To address this limitation, more advanced optimizers modify how gradient history is accumulated. RMSProp replaces the cumulative sum with an exponentially weighted moving average of squared gradients, allowing the optimizer to “forget” older information and maintain a more stable, non-vanishing learning rate. Adam builds on this idea by combining RMSProp-style adaptive scaling with momentum, enabling both smoother updates and continued progress throughout training. These methods retain AdaGrad's key insight — per-parameter adaptive learning rates, while avoiding the problem of ever-shrinking step sizes.
Summary¶
In this notebook, we explored AdaGrad (Adaptive Gradient Algorithm) as an extension of basic Gradient Descent, motivated by the need to overcome the limitations of using a single global learning rate for all parameters. While standard Gradient Descent applies uniform updates regardless of a parameter's behavior, AdaGrad introduces a simple but powerful idea: adapt the learning rate individually for each parameter based on its past gradients. By accumulating the squared gradients over time, AdaGrad scales updates such that frequently updated parameters receive smaller steps, while infrequent ones retain relatively larger learning rates.
The core intuition behind AdaGrad is to incorporate historical gradient information into the optimization process. Instead of reacting only to the current gradient, AdaGrad builds a memory of past updates, effectively normalizing parameter updates according to how "active" each parameter has been. This leads to more stable and tailored updates, particularly in high-dimensional or sparse settings, where different parameters may require very different learning dynamics. As a result, AdaGrad often performs well without extensive manual tuning of the learning rate.
We also examined the main advantages of AdaGrad, including its ability to handle sparse data efficiently, its reduced sensitivity to the initial learning rate, and its simplicity of implementation. However, these benefits come with an important drawback: because AdaGrad continuously accumulates squared gradients, its effective learning rates shrink monotonically over time. This can cause updates to become vanishingly small, leading to premature convergence or stalled training, especially in complex, non-convex problems such as deep neural networks.

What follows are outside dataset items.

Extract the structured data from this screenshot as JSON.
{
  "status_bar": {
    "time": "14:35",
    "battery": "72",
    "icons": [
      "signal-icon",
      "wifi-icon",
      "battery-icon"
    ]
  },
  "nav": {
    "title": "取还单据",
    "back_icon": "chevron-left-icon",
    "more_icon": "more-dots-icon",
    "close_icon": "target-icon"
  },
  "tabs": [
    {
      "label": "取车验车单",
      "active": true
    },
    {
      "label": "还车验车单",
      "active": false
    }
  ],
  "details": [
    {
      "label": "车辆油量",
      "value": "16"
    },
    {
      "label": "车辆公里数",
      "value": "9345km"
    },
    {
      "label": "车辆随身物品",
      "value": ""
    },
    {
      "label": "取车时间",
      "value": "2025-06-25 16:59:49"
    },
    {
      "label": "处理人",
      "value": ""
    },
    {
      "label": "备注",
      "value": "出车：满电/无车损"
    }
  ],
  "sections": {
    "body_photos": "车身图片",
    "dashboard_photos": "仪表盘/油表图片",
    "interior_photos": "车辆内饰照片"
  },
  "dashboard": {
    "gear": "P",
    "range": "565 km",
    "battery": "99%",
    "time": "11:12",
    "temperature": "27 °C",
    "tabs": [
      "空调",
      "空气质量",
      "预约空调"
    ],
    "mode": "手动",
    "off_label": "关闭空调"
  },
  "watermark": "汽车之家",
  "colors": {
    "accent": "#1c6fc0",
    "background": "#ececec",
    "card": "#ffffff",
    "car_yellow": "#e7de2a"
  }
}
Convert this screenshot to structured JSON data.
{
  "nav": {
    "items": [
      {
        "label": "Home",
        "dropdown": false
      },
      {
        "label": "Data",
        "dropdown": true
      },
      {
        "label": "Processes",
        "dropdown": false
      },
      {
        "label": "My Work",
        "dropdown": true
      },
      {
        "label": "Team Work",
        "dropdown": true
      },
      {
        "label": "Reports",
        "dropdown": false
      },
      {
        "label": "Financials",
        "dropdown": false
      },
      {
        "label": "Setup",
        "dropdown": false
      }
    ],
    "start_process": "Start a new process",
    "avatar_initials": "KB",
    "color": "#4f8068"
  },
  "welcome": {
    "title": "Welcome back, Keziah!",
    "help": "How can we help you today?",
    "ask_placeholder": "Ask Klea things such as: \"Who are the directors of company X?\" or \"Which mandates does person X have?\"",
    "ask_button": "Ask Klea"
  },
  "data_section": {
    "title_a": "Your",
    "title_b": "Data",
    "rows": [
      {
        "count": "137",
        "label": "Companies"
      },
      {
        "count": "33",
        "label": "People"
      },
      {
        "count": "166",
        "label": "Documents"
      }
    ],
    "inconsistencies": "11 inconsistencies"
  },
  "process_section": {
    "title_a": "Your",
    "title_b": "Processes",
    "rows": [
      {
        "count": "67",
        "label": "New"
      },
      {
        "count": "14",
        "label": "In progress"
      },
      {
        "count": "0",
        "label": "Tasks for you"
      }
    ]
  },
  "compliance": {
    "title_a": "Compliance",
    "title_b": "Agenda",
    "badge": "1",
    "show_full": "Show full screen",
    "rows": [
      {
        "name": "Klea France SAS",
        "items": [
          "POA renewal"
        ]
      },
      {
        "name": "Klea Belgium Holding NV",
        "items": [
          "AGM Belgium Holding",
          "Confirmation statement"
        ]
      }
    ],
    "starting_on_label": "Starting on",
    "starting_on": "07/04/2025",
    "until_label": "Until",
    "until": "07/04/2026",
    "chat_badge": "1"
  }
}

This key limitation motivates the development of more advanced optimizers such as RMSProp and Adam. These methods retain AdaGrad's central idea of adaptive, per-parameter learning rates but address its shortcomings by introducing mechanisms to limit or forget past gradient information, preventing the learning rate from decaying too aggressively. Understanding AdaGrad therefore provides an essential foundation for appreciating how modern optimization algorithms are designed and why they are more effective in practice.